Ils nous agacent, nous amusent, nous dérangent. Les défenseurs des animaux, qu’on voit parfois comme des rebelles un peu mièvres ou complètement excessifs, commencent à prendre de la place…
Vingt ans à endurer les railleries. Stéfan Mandine, 45 ans, ne mange plus de viande depuis «la préhistoire du végétarisme en France». Si pendant longtemps «on prenait les “végé” pour des hippies ou des marginaux», il a l’impression que son combat commence à être «pris au sérieux» dans les médias et la société civile.
La loi aussi commence à se plier. Le 28 janvier, les députés ont reconnu les animaux comme «des êtres vivants doués de sensibilité», amendant l’article 528 du code civil qui jusque-là les considérait comme des «biens meubles» et créant un nouvel article 515-14.
Face à quelqu’un qui décide de ne plus manger de foie gras, ne plus porter de fourrure ou de manteau de cuir, il y a toujours un sceptique pour lever les yeux au ciel. Les arguments sont souvent les mêmes: la tradition, le plaisir, et puis… «ce n’est pas la priorité». Entaché par une communication tantôt tire-larme, tantôt mièvre, et par l’image de certains représentants misanthropes, comme Brigitte Bardot condamnée plusieurs fois pour des propos racistes, le message de cause animale a du mal à être entendu.
Christian Lauvert a 55 ans.
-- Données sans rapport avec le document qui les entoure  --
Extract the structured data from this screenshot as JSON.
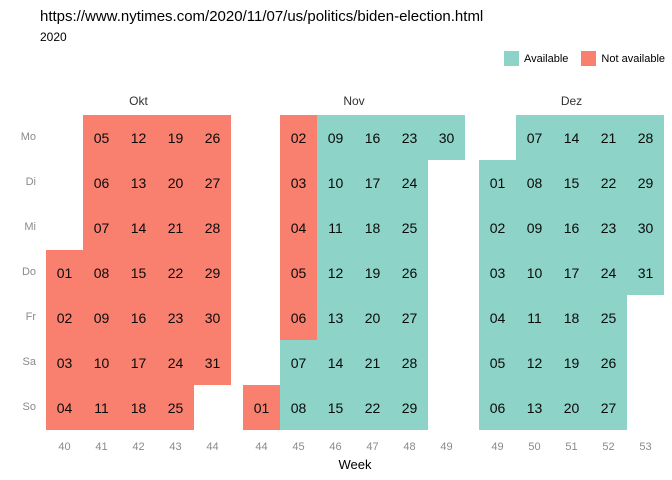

Végétarien depuis peu et militant à l’association de protection animale L214, il s’amuse de ceux qui le prennent pour un «illuminé, un extraterrestre, voire un extrémiste sur les réseaux sociaux». «C’est difficile de se remettre en question, confirme Stéfan Mandine, qui est membre de l’association marseillaise Alarm, les gens ont l’impression qu’on veut les faire culpabiliser et réagissent par l’agressivité.»
Pourtant, désormais, les Français sont informés du sort des animaux. Ils «ne peuvent plus botter en touche», considère Brigitte Gothière, co-fondatrice et porte-parole de L214 (l’article L 214-1 du code rural est le premier en droit français dans lequel les animaux ont été qualifiés d’«êtres sensibles»).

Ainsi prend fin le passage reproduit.